Courtesy Misfires

A bad idea that is inherently dangerous

The courtesy left — when a driver suddenly stops to let a driver in an oncoming lane cross over to make a turn — is either a last vestige of public decency on the roads or a risk to others. We believe it is the latter. In effect, the practice adds up to one driver’s making a decision for another, a bad idea that is inherently dangerous.

We were again put in mind of this last week when we read in these pages about a bicyclist who was hurt on Sept. 13 when he collided with a car on Pantigo Road. According to police, an East Meadow resident who was headed east paused to allow a visitor from Martha’s Vineyard who was headed west to turn toward the CVS Pharmacy parking lot on Gay Lane. Thomas Kim of Brooklyn, who was pedaling east on a bicycle, slammed into the side of the sedan making the left, which blocked his path.

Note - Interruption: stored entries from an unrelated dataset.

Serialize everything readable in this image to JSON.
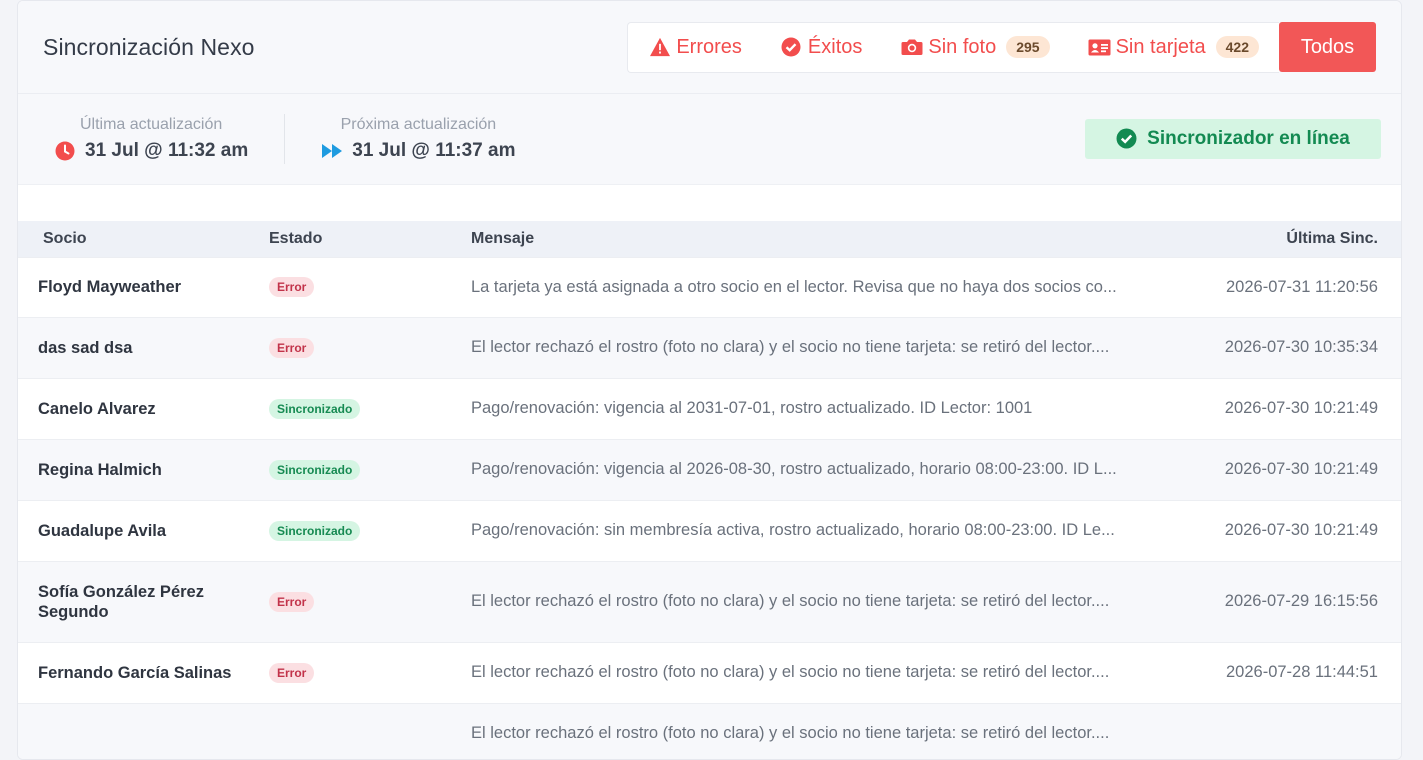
{
  "header": {
    "title": "Sincronización Nexo",
    "filters": [
      {
        "label": "Errores",
        "icon": "warning-triangle-icon"
      },
      {
        "label": "Éxitos",
        "icon": "check-circle-icon"
      },
      {
        "label": "Sin foto",
        "icon": "camera-icon",
        "count": "295"
      },
      {
        "label": "Sin tarjeta",
        "icon": "id-card-icon",
        "count": "422"
      }
    ],
    "todos_label": "Todos"
  },
  "info": {
    "last_label": "Última actualización",
    "last_value": "31 Jul @ 11:32 am",
    "next_label": "Próxima actualización",
    "next_value": "31 Jul @ 11:37 am",
    "status_label": "Sincronizador en línea"
  },
  "table": {
    "headers": [
      "Socio",
      "Estado",
      "Mensaje",
      "Última Sinc."
    ],
    "rows": [
      {
        "socio": "Floyd Mayweather",
        "estado": "Error",
        "status": "error",
        "mensaje": "La tarjeta ya está asignada a otro socio en el lector. Revisa que no haya dos socios co...",
        "fecha": "2026-07-31 11:20:56"
      },
      {
        "socio": "das sad dsa",
        "estado": "Error",
        "status": "error",
        "mensaje": "El lector rechazó el rostro (foto no clara) y el socio no tiene tarjeta: se retiró del lector....",
        "fecha": "2026-07-30 10:35:34"
      },
      {
        "socio": "Canelo Alvarez",
        "estado": "Sincronizado",
        "status": "ok",
        "mensaje": "Pago/renovación: vigencia al 2031-07-01, rostro actualizado. ID Lector: 1001",
        "fecha": "2026-07-30 10:21:49"
      },
      {
        "socio": "Regina Halmich",
        "estado": "Sincronizado",
        "status": "ok",
        "mensaje": "Pago/renovación: vigencia al 2026-08-30, rostro actualizado, horario 08:00-23:00. ID L...",
        "fecha": "2026-07-30 10:21:49"
      },
      {
        "socio": "Guadalupe Avila",
        "estado": "Sincronizado",
        "status": "ok",
        "mensaje": "Pago/renovación: sin membresía activa, rostro actualizado, horario 08:00-23:00. ID Le...",
        "fecha": "2026-07-30 10:21:49"
      },
      {
        "socio": "Sofía González Pérez Segundo",
        "estado": "Error",
        "status": "error",
        "mensaje": "El lector rechazó el rostro (foto no clara) y el socio no tiene tarjeta: se retiró del lector....",
        "fecha": "2026-07-29 16:15:56"
      },
      {
        "socio": "Fernando García Salinas",
        "estado": "Error",
        "status": "error",
        "mensaje": "El lector rechazó el rostro (foto no clara) y el socio no tiene tarjeta: se retiró del lector....",
        "fecha": "2026-07-28 11:44:51"
      },
      {
        "socio": "",
        "estado": "",
        "status": "error",
        "mensaje": "El lector rechazó el rostro (foto no clara) y el socio no tiene tarjeta: se retiró del lector....",
        "fecha": ""
      }
    ]
  },
  "colors": {
    "accent": "#f25757",
    "success": "#138a52",
    "success_bg": "#d5f5e3",
    "error_text": "#c2334a",
    "error_bg": "#fbdfe2"
  }
}
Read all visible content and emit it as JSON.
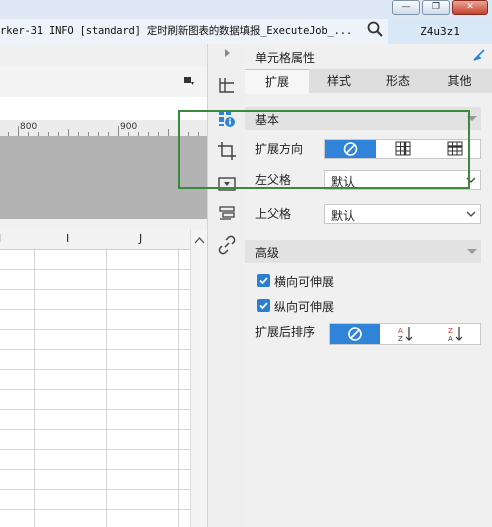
{
  "window": {
    "log_title": "rker-31 INFO [standard] 定时刷新图表的数据填报_ExecuteJob_...",
    "user": "Z4u3z1",
    "buttons": {
      "minimize": "—",
      "restore": "❐",
      "close": "✕"
    }
  },
  "ruler": {
    "labels": [
      "800",
      "900"
    ]
  },
  "columns": [
    "I",
    "J"
  ],
  "column_partial": "I",
  "panel": {
    "title": "单元格属性",
    "tabs": [
      "扩展",
      "样式",
      "形态",
      "其他"
    ],
    "active_tab": "扩展",
    "basic": {
      "header": "基本",
      "direction_label": "扩展方向",
      "left_parent_label": "左父格",
      "left_parent_value": "默认",
      "top_parent_label": "上父格",
      "top_parent_value": "默认"
    },
    "advanced": {
      "header": "高级",
      "horizontal_label": "横向可伸展",
      "vertical_label": "纵向可伸展",
      "sort_label": "扩展后排序"
    }
  },
  "colors": {
    "accent": "#2f83d8",
    "highlight": "#3b8a3b",
    "checkbox": "#2b7fd3"
  },
  "icons": [
    "search-icon",
    "pin-icon",
    "cell-attr-icon",
    "crop-icon",
    "widget-icon",
    "link-icon"
  ]
}
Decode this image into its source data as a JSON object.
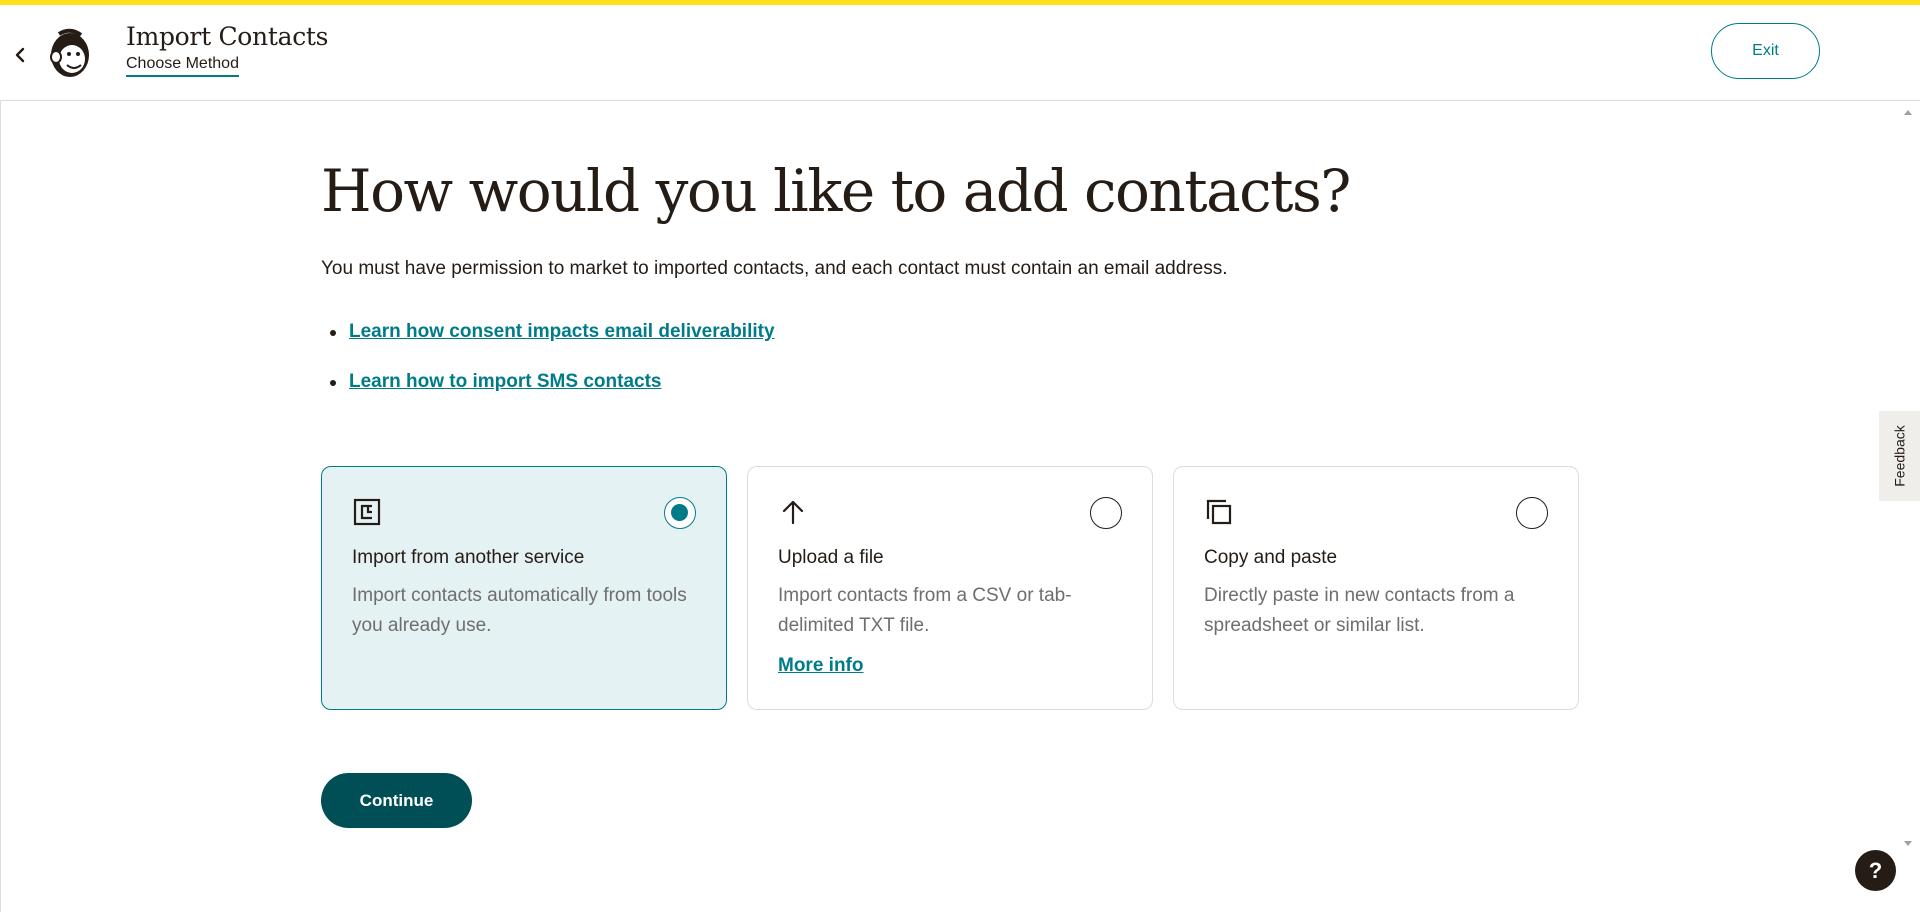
{
  "header": {
    "title": "Import Contacts",
    "subtitle": "Choose Method",
    "exit_label": "Exit"
  },
  "main": {
    "heading": "How would you like to add contacts?",
    "intro": "You must have permission to market to imported contacts, and each contact must contain an email address.",
    "links": [
      {
        "label": "Learn how consent impacts email deliverability"
      },
      {
        "label": "Learn how to import SMS contacts"
      }
    ],
    "options": [
      {
        "title": "Import from another service",
        "description": "Import contacts automatically from tools you already use.",
        "icon": "integration-icon",
        "selected": true
      },
      {
        "title": "Upload a file",
        "description": "Import contacts from a CSV or tab-delimited TXT file.",
        "link": "More info",
        "icon": "upload-arrow-icon",
        "selected": false
      },
      {
        "title": "Copy and paste",
        "description": "Directly paste in new contacts from a spreadsheet or similar list.",
        "icon": "copy-icon",
        "selected": false
      }
    ],
    "continue_label": "Continue"
  },
  "feedback_label": "Feedback",
  "help_label": "?",
  "colors": {
    "accent": "#007c89",
    "primary_button": "#004e56",
    "top_bar": "#ffe01b",
    "selected_card": "#e5f2f3"
  }
}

He was flown by Suffolk police helicopter to Stony Brook University Hospital for treatment.

This accident was hardly the first caused by good intentions gone awry. There have been recent similar incidents that we know of in Montauk, Amagansett, and Bridgehampton — some that also required hospital visits for injuries. A friend remains in a brace now months after an accident caused when the driver in front of his truck jammed on the brakes to avoid a group of ducks.

The courtesy left is contagious and seems to have become more prevalent. Also risky is something seen frequently on East Hampton’s Main Street, when drivers with the right of way allow jaywalkers to cross, only to have them stroll into the path of another vehicle in the next lane.

Equal to being aware of hazards, drivers should strive to make the movements of their vehicles easily understood, steady, and predictable. As much as we should celebrate the impulse to be chivalrous,  caution and the commonly understood rules of the road should always take precedence.